L'image de la transition, l'idée que l'opinion en colporte implicitement, est largement responsable de cette situation. Trop chère, compliquée, elle implique souvent des changements de techniques, donc de compétences. C’est une épreuve, comme toutes les innovations, et la promesse des bénéfices qu’elle apportera n’est pas entendue. L’environnement est réputé couter cher, c’est une idée bien incrustée, et curieusement confortée par les écologistes et la plupart des commentateurs qui parlent plus du coût de la transition que de celui du statu quo, du ne rien faire. Le côté moralisateur du discours écologiste confirme que c’est un sacrifice.
L’observation des entreprises qui se sont engagées nous dit l’inverse, elles y trouvent leur compte, mais ce peut effectivement ne pas être le cas pour celles qui l’ont fait sous la contrainte et à reculons. C’est l’état d’esprit qui accompagne la transition dans une entreprise qui en fera ou non le succès, et non un délai supplémentaire, avec l’espoir vain d’y échapper.
Les changements ne sont pas attendus uniquement des entreprises.
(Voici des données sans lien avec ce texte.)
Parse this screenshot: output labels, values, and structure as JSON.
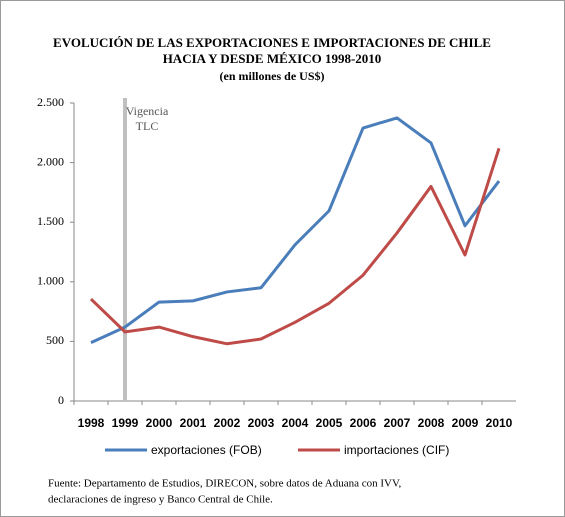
{
  "chart_data": {
    "type": "line",
    "title": [
      "EVOLUCIÓN DE LAS EXPORTACIONES E IMPORTACIONES DE CHILE",
      "HACIA Y DESDE MÉXICO 1998-2010"
    ],
    "subtitle": "(en millones de US$)",
    "categories": [
      "1998",
      "1999",
      "2000",
      "2001",
      "2002",
      "2003",
      "2004",
      "2005",
      "2006",
      "2007",
      "2008",
      "2009",
      "2010"
    ],
    "series": [
      {
        "name": "exportaciones (FOB)",
        "color": "#4a7ebb",
        "values": [
          490,
          620,
          830,
          840,
          915,
          950,
          1310,
          1595,
          2290,
          2375,
          2165,
          1470,
          1845
        ]
      },
      {
        "name": "importaciones (CIF)",
        "color": "#be4b48",
        "values": [
          855,
          580,
          620,
          540,
          480,
          520,
          660,
          820,
          1055,
          1410,
          1800,
          1225,
          2120
        ]
      }
    ],
    "ylim": [
      0,
      2500
    ],
    "yticks": [
      0,
      500,
      {
        "value": 1000,
        "label": "1.000"
      },
      {
        "value": 1500,
        "label": "1.500"
      },
      {
        "value": 2000,
        "label": "2.000"
      },
      {
        "value": 2500,
        "label": "2.500"
      }
    ],
    "annotation": {
      "lines": [
        "Vigencia",
        "TLC"
      ],
      "category": "1999",
      "color": "#bfbfbf"
    },
    "legend": "bottom",
    "source": [
      "Fuente: Departamento de Estudios,  DIRECON, sobre datos de Aduana con IVV,",
      "declaraciones de ingreso y Banco Central de Chile."
    ]
  }
}
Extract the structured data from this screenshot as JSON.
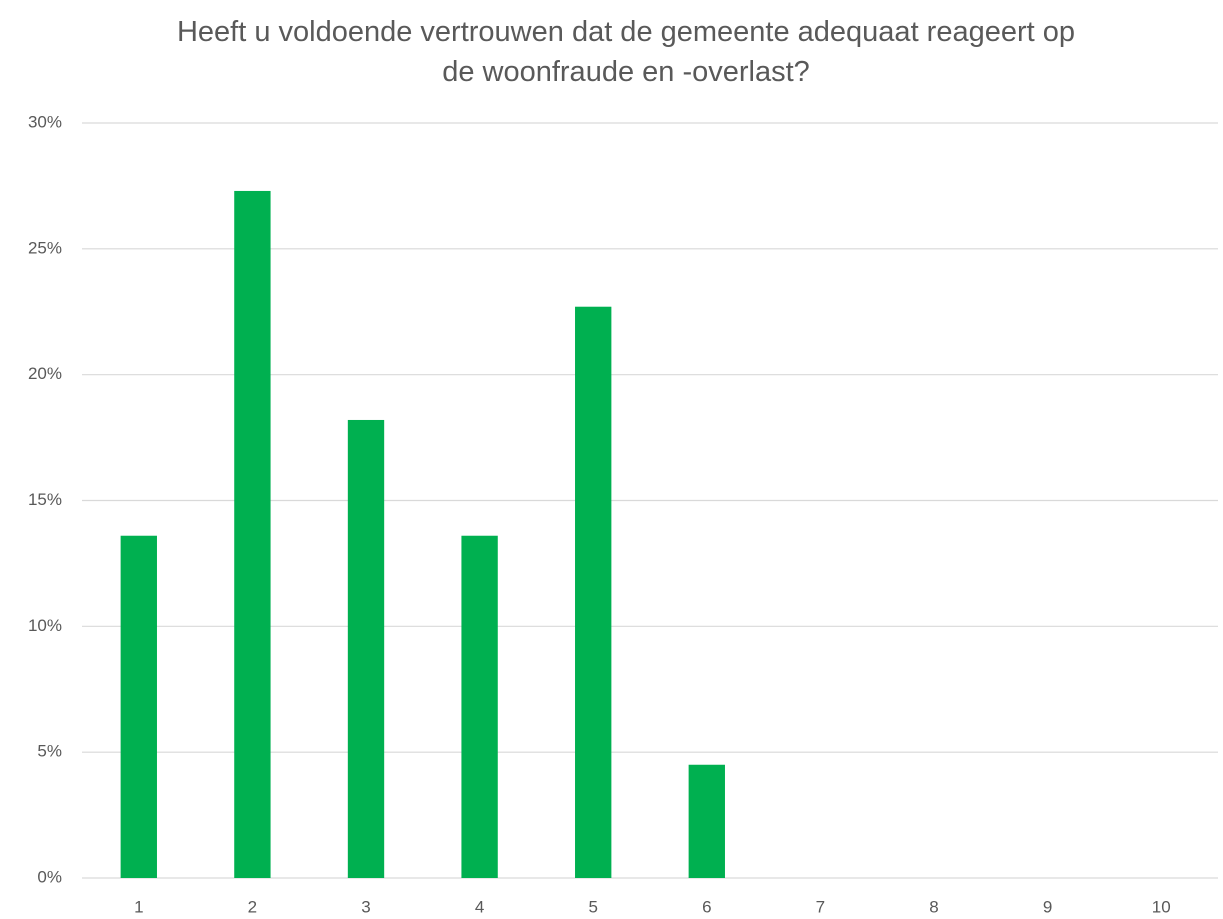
{
  "chart_data": {
    "type": "bar",
    "title": "Heeft u voldoende vertrouwen dat de gemeente adequaat reageert op de woonfraude en -overlast?",
    "categories": [
      "1",
      "2",
      "3",
      "4",
      "5",
      "6",
      "7",
      "8",
      "9",
      "10"
    ],
    "values": [
      13.6,
      27.3,
      18.2,
      13.6,
      22.7,
      4.5,
      0,
      0,
      0,
      0
    ],
    "color": "#00b050",
    "ylim": [
      0,
      30
    ],
    "yticks": [
      {
        "value": 0,
        "label": "0%"
      },
      {
        "value": 5,
        "label": "5%"
      },
      {
        "value": 10,
        "label": "10%"
      },
      {
        "value": 15,
        "label": "15%"
      },
      {
        "value": 20,
        "label": "20%"
      },
      {
        "value": 25,
        "label": "25%"
      },
      {
        "value": 30,
        "label": "30%"
      }
    ],
    "grid": true
  }
}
Les particuliers, consommateurs, citoyens, devront aussi changer leurs habitudes. Alimentation, santé, habitat, mobilité, loisirs, c’est la vie quotidienne qui est affectée. Le climat n’est plus un concept général, mélangé avec la météo, le voilà qui s’invite chez vous très concrètement, et parfois financièrement. L’environnement vous semblera cher, si vous décidez de vivre comme avant, mais il vous fera faire des économies si acceptez de changer. Prix unitaires plus élevés pour l’alimentation, en partie au profit des agriculteurs, mais budget inchangé si vous acceptez de manger moins de viande. Voitures plus chères, mais possibilités de les partager, de ne les payer que quand vous en avez besoin. Travaux d’isolation pour votre logement, mais plus de confort et moins de charges. Le développement durable se manifeste partout sous la forme de changements de pratiques, et non de privations comme certains le prétendent. Des changements qui sont autant d’occasion de reprendre la main sur nos modes de vie, de les améliorer ici et là, et de développer ses talents personnels, au jardin, au bricolage, ou autre domaine où vous excellez. Le changement, c’est sympa !
Ajoutons que l’apprentissage de ces nouvelles pratiques nécessite un accompagnement, une organisation, qui doivent être assurés par les autorités locales, avec les entreprises locales, et que c’est l’ensemble de la société qui « transite », et pas vous isolément, avec la peur de s’y sentir bien seul.
Vous l’aurez compris, le changement s’imposera d’une manière ou d’une autre, pour les entreprises et les particuliers, mais il sera ce que vous en ferez, ce qui sera d’autant plus facile qu’il sera l’affaire de tous. Le retarder, voire le bloquer pour protéger des intérêts risque fort de se révéler une victoire à la Pyrrhus, dont le coût sera insupportable même si la facture vous est présentée plus tard.